Ask HN: AM, FM, What else? - aaronsnoswell

I'm seeking a novel and new means for encoding information within a wave medium; perhaps something exploiting pulse modulation or polarization. Comments? Thoughts?
======
tobylane
AM and FM are time and frequency-modulated respectively, of radio signsls. If
you look at any other form of energy, such as optics, copper, even just
rolling marbles down a hill, you'll see the same separation.

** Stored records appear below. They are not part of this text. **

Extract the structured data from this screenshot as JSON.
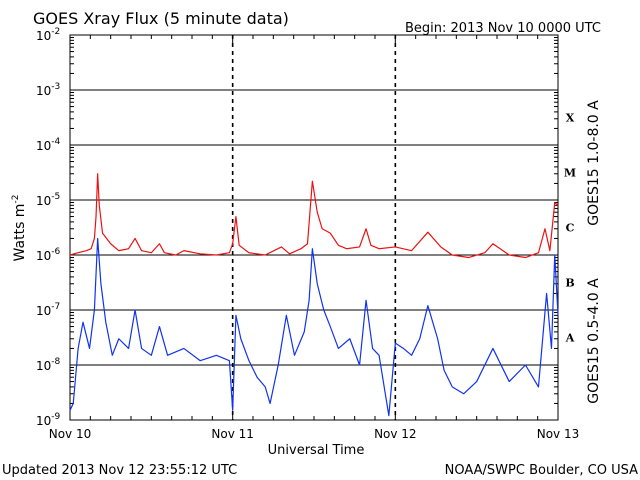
{
  "header": {
    "title": "GOES Xray Flux (5 minute data)",
    "begin": "Begin:  2013 Nov 10 0000 UTC"
  },
  "footer": {
    "updated": "Updated 2013 Nov 12 23:55:12 UTC",
    "source": "NOAA/SWPC Boulder, CO USA"
  },
  "colors": {
    "long": "#ee1111",
    "short": "#1133ee"
  },
  "chart_data": {
    "type": "line",
    "title": "GOES Xray Flux (5 minute data)",
    "xlabel": "Universal Time",
    "ylabel": "Watts m-2",
    "yscale": "log",
    "ylim": [
      1e-09,
      0.01
    ],
    "xlim_days": [
      0,
      3
    ],
    "grid": true,
    "y_ticks": [
      {
        "v": 1e-09,
        "base": "10",
        "exp": "-9"
      },
      {
        "v": 1e-08,
        "base": "10",
        "exp": "-8"
      },
      {
        "v": 1e-07,
        "base": "10",
        "exp": "-7"
      },
      {
        "v": 1e-06,
        "base": "10",
        "exp": "-6"
      },
      {
        "v": 1e-05,
        "base": "10",
        "exp": "-5"
      },
      {
        "v": 0.0001,
        "base": "10",
        "exp": "-4"
      },
      {
        "v": 0.001,
        "base": "10",
        "exp": "-3"
      },
      {
        "v": 0.01,
        "base": "10",
        "exp": "-2"
      }
    ],
    "x_ticks": [
      {
        "d": 0,
        "label": "Nov 10"
      },
      {
        "d": 1,
        "label": "Nov 11"
      },
      {
        "d": 2,
        "label": "Nov 12"
      },
      {
        "d": 3,
        "label": "Nov 13"
      }
    ],
    "flare_classes": [
      {
        "label": "X",
        "v": 0.0001
      },
      {
        "label": "M",
        "v": 1e-05
      },
      {
        "label": "C",
        "v": 1e-06
      },
      {
        "label": "B",
        "v": 1e-07
      },
      {
        "label": "A",
        "v": 1e-08
      }
    ],
    "series": [
      {
        "name": "GOES15 1.0-8.0 A",
        "color": "#ee1111",
        "points": [
          [
            0,
            1e-06
          ],
          [
            0.05,
            1.1e-06
          ],
          [
            0.1,
            1.2e-06
          ],
          [
            0.13,
            1.3e-06
          ],
          [
            0.15,
            2e-06
          ],
          [
            0.16,
            5e-06
          ],
          [
            0.17,
            3e-05
          ],
          [
            0.18,
            8e-06
          ],
          [
            0.2,
            2.5e-06
          ],
          [
            0.25,
            1.6e-06
          ],
          [
            0.3,
            1.2e-06
          ],
          [
            0.36,
            1.3e-06
          ],
          [
            0.4,
            2e-06
          ],
          [
            0.44,
            1.2e-06
          ],
          [
            0.5,
            1.1e-06
          ],
          [
            0.55,
            1.6e-06
          ],
          [
            0.58,
            1.1e-06
          ],
          [
            0.65,
            1e-06
          ],
          [
            0.7,
            1.2e-06
          ],
          [
            0.8,
            1.05e-06
          ],
          [
            0.9,
            1e-06
          ],
          [
            0.98,
            1.1e-06
          ],
          [
            1.0,
            1.6e-06
          ],
          [
            1.02,
            5e-06
          ],
          [
            1.04,
            1.5e-06
          ],
          [
            1.1,
            1.1e-06
          ],
          [
            1.2,
            1e-06
          ],
          [
            1.3,
            1.4e-06
          ],
          [
            1.35,
            1.05e-06
          ],
          [
            1.42,
            1.3e-06
          ],
          [
            1.46,
            1.6e-06
          ],
          [
            1.49,
            2.2e-05
          ],
          [
            1.52,
            6e-06
          ],
          [
            1.55,
            3e-06
          ],
          [
            1.6,
            2.5e-06
          ],
          [
            1.65,
            1.5e-06
          ],
          [
            1.7,
            1.3e-06
          ],
          [
            1.78,
            1.4e-06
          ],
          [
            1.82,
            3e-06
          ],
          [
            1.85,
            1.5e-06
          ],
          [
            1.9,
            1.3e-06
          ],
          [
            2.0,
            1.4e-06
          ],
          [
            2.1,
            1.2e-06
          ],
          [
            2.2,
            2.6e-06
          ],
          [
            2.28,
            1.4e-06
          ],
          [
            2.35,
            1e-06
          ],
          [
            2.45,
            9e-07
          ],
          [
            2.55,
            1.1e-06
          ],
          [
            2.6,
            1.6e-06
          ],
          [
            2.7,
            1e-06
          ],
          [
            2.8,
            9e-07
          ],
          [
            2.88,
            1.1e-06
          ],
          [
            2.92,
            3e-06
          ],
          [
            2.95,
            1.2e-06
          ],
          [
            2.98,
            9e-06
          ],
          [
            3.0,
            8e-06
          ]
        ]
      },
      {
        "name": "GOES15 0.5-4.0 A",
        "color": "#1133ee",
        "points": [
          [
            0,
            1.5e-09
          ],
          [
            0.02,
            2e-09
          ],
          [
            0.05,
            2e-08
          ],
          [
            0.08,
            6e-08
          ],
          [
            0.12,
            2e-08
          ],
          [
            0.15,
            1e-07
          ],
          [
            0.17,
            2e-06
          ],
          [
            0.19,
            3e-07
          ],
          [
            0.22,
            6e-08
          ],
          [
            0.26,
            1.5e-08
          ],
          [
            0.3,
            3e-08
          ],
          [
            0.36,
            2e-08
          ],
          [
            0.4,
            1e-07
          ],
          [
            0.44,
            2e-08
          ],
          [
            0.5,
            1.5e-08
          ],
          [
            0.55,
            5e-08
          ],
          [
            0.6,
            1.5e-08
          ],
          [
            0.7,
            2e-08
          ],
          [
            0.8,
            1.2e-08
          ],
          [
            0.9,
            1.5e-08
          ],
          [
            0.98,
            1.2e-08
          ],
          [
            1.0,
            1.5e-09
          ],
          [
            1.02,
            8e-08
          ],
          [
            1.05,
            3e-08
          ],
          [
            1.1,
            1.2e-08
          ],
          [
            1.15,
            6e-09
          ],
          [
            1.2,
            4e-09
          ],
          [
            1.23,
            2e-09
          ],
          [
            1.28,
            1e-08
          ],
          [
            1.33,
            8e-08
          ],
          [
            1.38,
            1.5e-08
          ],
          [
            1.44,
            4e-08
          ],
          [
            1.47,
            1.5e-07
          ],
          [
            1.49,
            1.3e-06
          ],
          [
            1.52,
            3e-07
          ],
          [
            1.56,
            1e-07
          ],
          [
            1.6,
            5e-08
          ],
          [
            1.65,
            2e-08
          ],
          [
            1.72,
            3e-08
          ],
          [
            1.78,
            1e-08
          ],
          [
            1.82,
            1.5e-07
          ],
          [
            1.86,
            2e-08
          ],
          [
            1.9,
            1.5e-08
          ],
          [
            1.96,
            1.2e-09
          ],
          [
            2.0,
            2.5e-08
          ],
          [
            2.05,
            2e-08
          ],
          [
            2.1,
            1.5e-08
          ],
          [
            2.15,
            3e-08
          ],
          [
            2.2,
            1.2e-07
          ],
          [
            2.26,
            3e-08
          ],
          [
            2.3,
            8e-09
          ],
          [
            2.35,
            4e-09
          ],
          [
            2.42,
            3e-09
          ],
          [
            2.5,
            5e-09
          ],
          [
            2.6,
            2e-08
          ],
          [
            2.7,
            5e-09
          ],
          [
            2.8,
            1e-08
          ],
          [
            2.88,
            4e-09
          ],
          [
            2.93,
            2e-07
          ],
          [
            2.96,
            2e-08
          ],
          [
            2.98,
            1e-06
          ],
          [
            3.0,
            8e-08
          ]
        ]
      }
    ]
  }
}
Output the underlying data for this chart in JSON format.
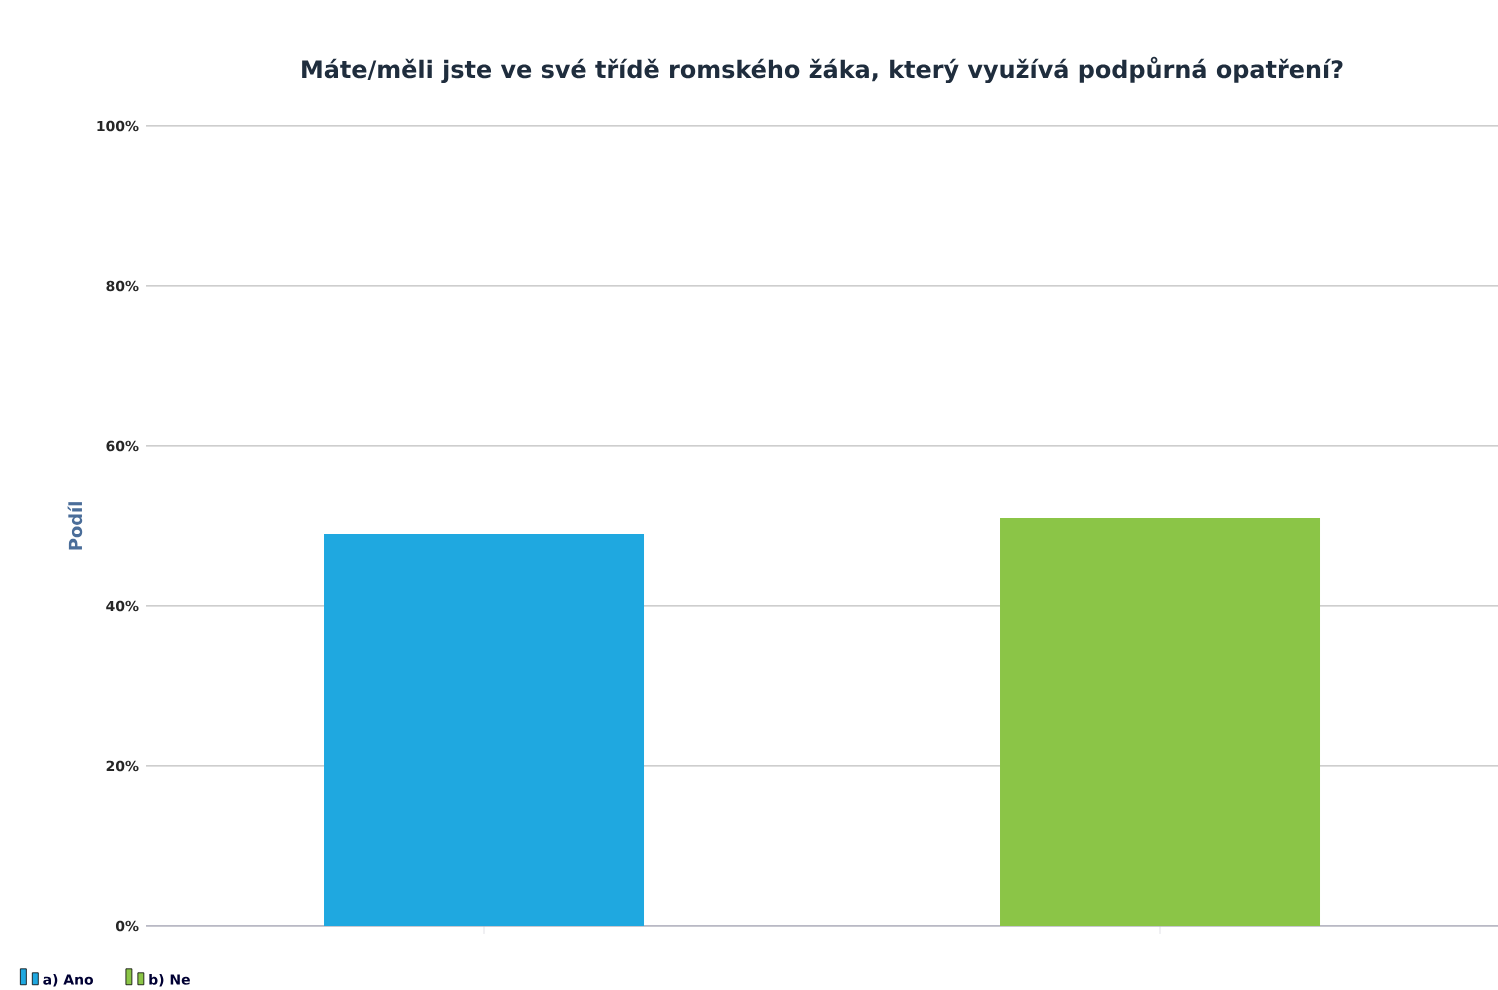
{
  "chart_data": {
    "type": "bar",
    "title": "Máte/měli jste ve své třídě romského žáka, který využívá podpůrná opatření?",
    "ylabel": "Podíl",
    "categories": [
      null,
      null
    ],
    "series": [
      {
        "name": "a) Ano",
        "color": "#1fa8e0",
        "values": [
          49,
          null
        ]
      },
      {
        "name": "b) Ne",
        "color": "#8bc547",
        "values": [
          null,
          51
        ]
      }
    ],
    "ylim": [
      0,
      100
    ],
    "yticks": [
      {
        "value": 0,
        "label": "0%"
      },
      {
        "value": 20,
        "label": "20%"
      },
      {
        "value": 40,
        "label": "40%"
      },
      {
        "value": 60,
        "label": "60%"
      },
      {
        "value": 80,
        "label": "80%"
      },
      {
        "value": 100,
        "label": "100%"
      }
    ],
    "grid": "y",
    "legend": "bottom left"
  }
}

Are you wanting something that might be done by today's spies, today's clever
children or clever children in 10-20 years?

------
gvb
There is a lot of other modulation techniques... start by understanding them.
You can start with Wikipedia, follow the links in the sidebar.
<http://en.wikipedia.org/wiki/Amplitude_modulation>

Analog modulation: AM / FM / PM / QAM / SM / SSB

Digital modulation: ASK / APSK / CPM / FSK / MFSK / MSK / OOK / PPM / PSK /
QAM / SC-FDE / TCM

Spread spectrum: CSS DSSS FHSS THSS

See also: Capacity-approaching codes / Demodulation / Line coding / Modem /
PAM / PCM / PWM

There are limits to how much information can be transmitted on a channel with
a given signal/noise ratio. <http://en.wikipedia.org/wiki/Shannon_limit>